I am an academic physician who specializes in anesthesiology, a clinical researcher, and an educator. So why am I on Twitter?
Global Interaction: Through Twitter I interact with people from around the world with similar interests. Participating in international Twitter chats like #healthxph or #hcldr can foster innovative ideas that may lead to research questions, collaborations, or other opportunities. Through Twitter, I was invited by Dr. Mary Brindle, pediatric surgeon and Director of the Safe Surgery Safe Systems Program at Ariadne Labs, to participate in an international collaboration to develop tools for modifying and implementing the World Health Organization’s Surgical Safety Checklist.
Search Optimization: On multiple occasions, I have found research articles that my traditional PubMed searches have missed through the tweets posted by colleagues. I have even been able to relocate certain articles faster on Twitter than PubMed when I know they have been tweeted. Researchers can think of hashtags (starting with “#”) essentially like keywords in the academic world. I periodically check #anesthesia, #meded, #pain, and #regionalanesthesia for new articles related to my research interests.
Lifelong Learning: Today, it is impossible to keep up with the thousands of new articles published per year in my own specialty, not to mention medicine in general and other topics of interest outside of medicine. Through Twitter, I follow journals, professional societies, and colleagues with similar interests, creating my own learning network. I have also been following leadership coaches and healthcare executives for my own professional development. I honestly feel that my breadth of knowledge has increased beyond what I would have acquired on my own thanks to Twitter.

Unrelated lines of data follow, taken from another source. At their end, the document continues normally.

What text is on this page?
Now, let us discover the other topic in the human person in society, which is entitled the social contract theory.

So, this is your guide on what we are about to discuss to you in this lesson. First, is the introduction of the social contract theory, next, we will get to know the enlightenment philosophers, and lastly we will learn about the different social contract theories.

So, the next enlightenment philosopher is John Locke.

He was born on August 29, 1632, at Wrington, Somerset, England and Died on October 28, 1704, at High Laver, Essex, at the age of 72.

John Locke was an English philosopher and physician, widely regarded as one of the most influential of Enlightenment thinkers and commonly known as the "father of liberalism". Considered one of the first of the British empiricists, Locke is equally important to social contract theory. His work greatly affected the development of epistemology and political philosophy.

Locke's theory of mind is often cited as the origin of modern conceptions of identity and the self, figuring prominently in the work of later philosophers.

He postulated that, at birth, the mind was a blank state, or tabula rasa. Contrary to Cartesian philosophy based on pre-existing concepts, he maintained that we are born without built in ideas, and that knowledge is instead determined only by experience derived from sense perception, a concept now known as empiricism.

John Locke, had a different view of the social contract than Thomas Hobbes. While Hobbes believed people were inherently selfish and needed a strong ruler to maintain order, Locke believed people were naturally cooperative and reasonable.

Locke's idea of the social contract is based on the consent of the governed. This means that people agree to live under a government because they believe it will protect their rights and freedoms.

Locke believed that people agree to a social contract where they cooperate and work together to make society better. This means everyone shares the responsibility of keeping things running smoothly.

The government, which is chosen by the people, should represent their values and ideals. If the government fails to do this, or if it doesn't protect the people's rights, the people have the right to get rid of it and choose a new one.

Fighting Misinformation: I have spoken previously about why I think physicians need to be where the people are, on social media, in order to fight misinformation. Physicians are still well respected in society, and the COVID-19 pandemic has really highlighted the importance of voices that stand up for facts and science. Physicians and researchers on social media have been actively working to promote public health measures including mask wearing as well as support the safety and science of the new vaccines against COVID-19.
Research Promotion: As a clinical researcher, my hope is that my study results will ultimately affect the care of patients. Sadly, the majority of traditionally-published scientific articles will not be read by anyone besides the authors and reviewers. Through Twitter, I can alert my followers when our research group publishes an article. I also get immediate feedback and “peer review” from colleagues around the world. Not surprisingly, articles that are highly tweeted are more likely to be cited later in future publications.
Naturally you may ask: “How does Twitter fit into my career?” Some of the benefits that Twitter offers doctors have been described previously by Dr. Brian Secemsky and Dr. Marjorie Stiegler among others.
This thread below by Dr. Tanya Selak provides a great overview of Twitter for physicians and scientists with excellent examples and references.
I’ll admit that getting started is intimidating, but I encourage you to try it if you haven’t already. I promise that you won’t regret it, and chances are that you’ll be very happy you did. The truth is that you don’t have to tweet anything at all if you don’t want to. Up to 44% of Twitter accounts have never sent a tweet. Of course, to be a physician actively engaged on Twitter requires respect for patient privacy and professionalism. I recommend following Dr. John Mandrola’s 10 rules for doctors on social media.
If you’re still too worried to take the leap, I have put together a list of social media resources for your review. At least sign up, reserve your handle, and observe.
Remember: observation is still a key part of the scientific method.